Но и на работе стараешься ступать осторожно, точно по колеблющейся почве трясины. Вот-вот она расступится, откроется с глухим плеском, и ты постепенно погрузишься в глубину, в жадное засасывающее болото. Так и с безработицей. Раз уж она схватит тебя в свои ужасающие когти, пропало. Потом уж ты носишь на лбу словно печать позора, не можешь подняться кверху. Раньше ты был каменщиком, металлистом, монтером, сейчас ты только безработный.

Иной раз швырнут какую-нибудь подачку. Работу в городской каменоломне. Буришь глубокие отверстия. Закладываешь взрывчатку.
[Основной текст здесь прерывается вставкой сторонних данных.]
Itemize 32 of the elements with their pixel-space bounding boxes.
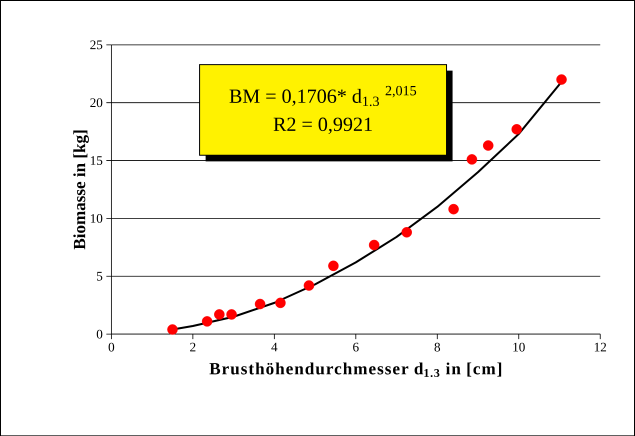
point xyxy=(202,316,212,326)
x-tick-label: 10 xyxy=(513,342,525,352)
point xyxy=(167,324,178,335)
point xyxy=(226,309,237,320)
point xyxy=(304,280,314,291)
point xyxy=(254,298,266,310)
point xyxy=(511,124,522,134)
point xyxy=(448,204,459,214)
y-tick-label: 0 xyxy=(96,330,102,338)
point xyxy=(556,74,567,85)
point xyxy=(368,240,380,250)
y-tick-label: 5 xyxy=(97,272,102,280)
x-tick-label: 0 xyxy=(108,342,114,352)
point xyxy=(214,309,225,320)
y-tick-label: 10 xyxy=(90,214,102,223)
point xyxy=(401,226,412,238)
y-tick-label: 25 xyxy=(90,40,102,50)
point xyxy=(482,140,494,151)
x-axis-title: Brusthöhendurchmesser d$_{1.3}$ in [cm] xyxy=(210,362,502,377)
point xyxy=(275,297,286,308)
annotation: R2 = 0,9921 xyxy=(274,117,372,134)
y-tick-label: 15 xyxy=(90,156,102,165)
x-tick-label: 4 xyxy=(271,342,278,352)
x-tick-label: 2 xyxy=(190,342,196,352)
x-tick-label: 6 xyxy=(353,342,359,352)
x-tick-label: 12 xyxy=(594,342,606,352)
annotation: BM = 0,1706* d$_{1.3}$ 2,015 xyxy=(230,86,416,106)
y-tick-label: 20 xyxy=(90,98,102,107)
x-tick-label: 8 xyxy=(434,342,440,352)
point xyxy=(328,260,339,271)
point xyxy=(466,154,478,164)
y-axis-title: Biomasse in [kg] xyxy=(73,130,89,250)
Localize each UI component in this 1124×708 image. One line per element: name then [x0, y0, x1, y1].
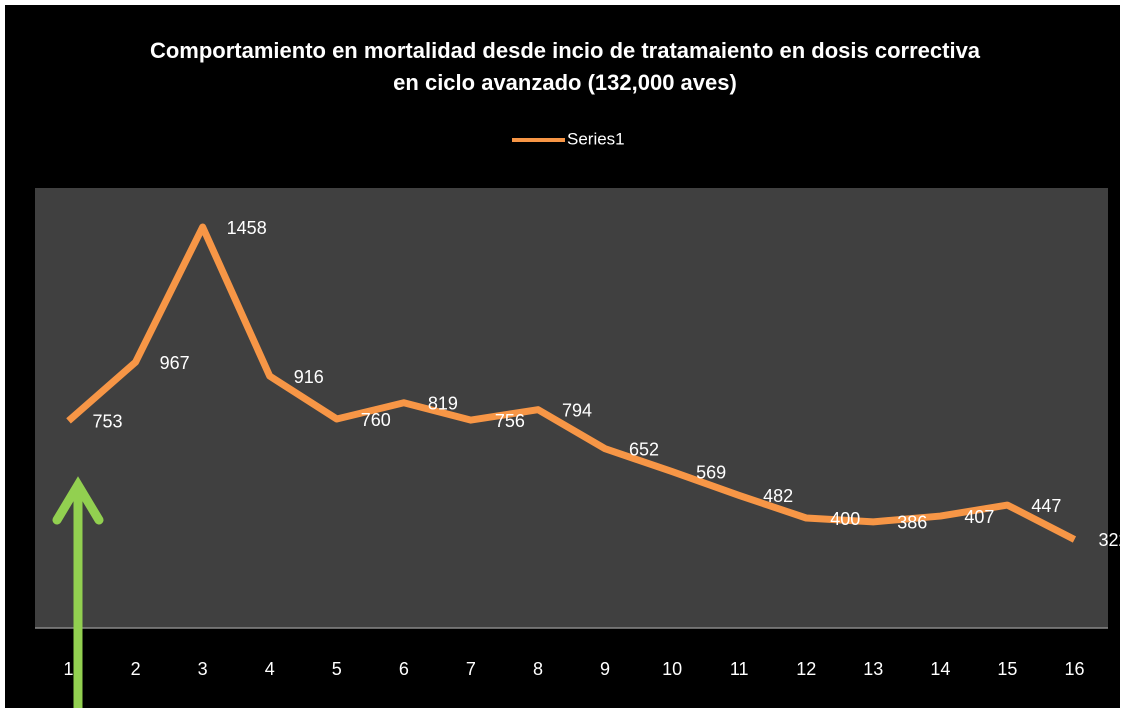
x-tick-label: 3 [198, 659, 208, 679]
x-tick-label: 9 [600, 659, 610, 679]
data-label: 447 [1031, 496, 1061, 516]
x-tick-label: 2 [131, 659, 141, 679]
x-tick-label: 11 [730, 659, 749, 679]
data-label: 407 [964, 507, 994, 527]
x-tick-label: 1 [64, 659, 74, 679]
x-tick-label: 8 [533, 659, 543, 679]
x-tick-label: 6 [399, 659, 409, 679]
data-label: 322 [1098, 530, 1120, 550]
x-tick-label: 7 [466, 659, 476, 679]
annotation-arrow [52, 476, 104, 708]
series-line [66, 223, 1077, 543]
chart: 1 2 3 4 5 6 7 8 9 10 11 12 13 14 15 1675396714589167608… [35, 129, 1120, 708]
data-label: 1458 [227, 218, 267, 238]
x-tick-label: 12 [796, 659, 816, 679]
plot-area [35, 188, 1108, 628]
data-label: 386 [897, 513, 927, 533]
x-tick-label: 14 [930, 659, 950, 679]
data-label: 652 [629, 439, 659, 459]
chart-frame: 1 2 3 4 5 6 7 8 9 10 11 12 13 14 15 16 753 967 1458 916 760 8… [5, 5, 1120, 708]
x-tick-label: 13 [863, 659, 883, 679]
data-label: 794 [562, 400, 592, 420]
data-label: 756 [495, 411, 525, 431]
legend-label: Series1 [567, 129, 625, 148]
data-label: 819 [428, 394, 458, 414]
data-label: 753 [93, 412, 123, 432]
data-label: 760 [361, 410, 391, 430]
data-label: 916 [294, 367, 324, 387]
x-tick-label: 10 [662, 659, 682, 679]
x-tick-label: 15 [997, 659, 1017, 679]
data-label: 400 [830, 509, 860, 529]
x-tick-label: 4 [265, 659, 275, 679]
data-label: 569 [696, 462, 726, 482]
x-tick-label: 16 [1064, 659, 1084, 679]
data-label: 967 [160, 353, 190, 373]
x-tick-label: 5 [332, 659, 342, 679]
chart-title: Comportamiento en mortalidad desde incio… [149, 38, 981, 95]
data-label: 482 [763, 486, 793, 506]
Бьешь молотом, отваливаешь огромные скалы. Грузишь на подводы гравий. Весь день глотаешь жесткую удушающую пыль.

А потом получка: кирпичик солдатского кофе, коричневая фасоль, кулечек муки и мыло.

Только где взять горшок, чтобы сварить эту фасоль? Где взять уголь, чтобы затопить печку? Кофе еще можно жевать сырым, но остальное?

Разве продать? Но из этой муки ничего не испечешь. Она лежала где-то на складах, сырела, сохла, сбивалась в комки, кисла. Ее можно лишь разварить в кипятке в густую, клейкую мазь. Кто даст что-нибудь за такую муку?

А от жесткой «железной» фасоли делаются рези в кишках и вздувается живот даже у самых выносливых людей. И только мыло — мойся сколько душе угодно! Мой почерневшее от голода лицо, руки, израненные об острые края камней. Но ни этой черноты, ни ран все равно не смоешь.

И бродит человек по свету, как безумный, — по огромному, пустому, враждебному свету. Тот, кто не работает, — в безнадежном отчаянии; тот, у кого есть работа, — в вечном страхе, как бы ее не потерять.

А за зеркальными витринами магазинов громоздится еда. Белые плетеные булки. Полумесяцы рогаликов. Тает на солнце желтый и розовый крем пирожных. Рдеют пласты мяса, голубоватые телячьи туши. В стеклянных бассейнах плещутся жирные карпы. В круглых жестяных коробочках свернулись, как ужи, миноги. Разложены рядами пушистые персики. Груды шоколадок в цветных обертках. Икра. Тщательно ощипанные цыплята. Глыбы масла. Грудами навалена еда за толстым зеркальным стеклом, бесстыдно лезет в голодные глаза. Пахнет сквозь стекла неведомыми ароматами, набегает в рот слюной, манит неведомым вкусом.

Струей льется радуга шелковых материй. Крепдешин и креп-монголь. «Петит реин». Шифон и велюр. Гладкий блеск, цветистые узоры. Резкие отблески тафты и мгла маркизета. Кружевная вязь, расшитые узоры, мягкие волны вуалей. Скользкое полотно, теплые складки шерсти, подстриженный мох бархата. Все это сверкает за зеркальной витриной перед глазами озябших, кутающихся в рваные лохмотья, дрожащих от холода людей.

Длинные ряды ботинок за зеркальной витриной. Змеиная и оленья кожа. Высокие и низкие каблуки, закрытые и вырезанные туфли, с острыми и с тупыми носками, коричневые, черные, белые. Шевро, лак, подошвы из буйволовой кожи. Прибитые, пришитые, приклеенные. На пуговочках, на пряжках, на шнурках. Прюнелевые, бархатные, атласные. Они презрительно поглядывают из-за зеркальных витрин на босые ноги, на вылезающие из башмаков грязные, посиневшие пальцы, на стоптанные, надетые на босу ногу калоши, на обвязанные шпагатом остатки обуви.

Высокие окна этажей смотрят вниз ящиками душистых цветов. Шевелят белыми крыльями вышитых гардин. Отражают сверкание мозаичных паркетов. Захлебываются от солнца, света и воздуха. Ослепляют блеском впалые от голода глаза.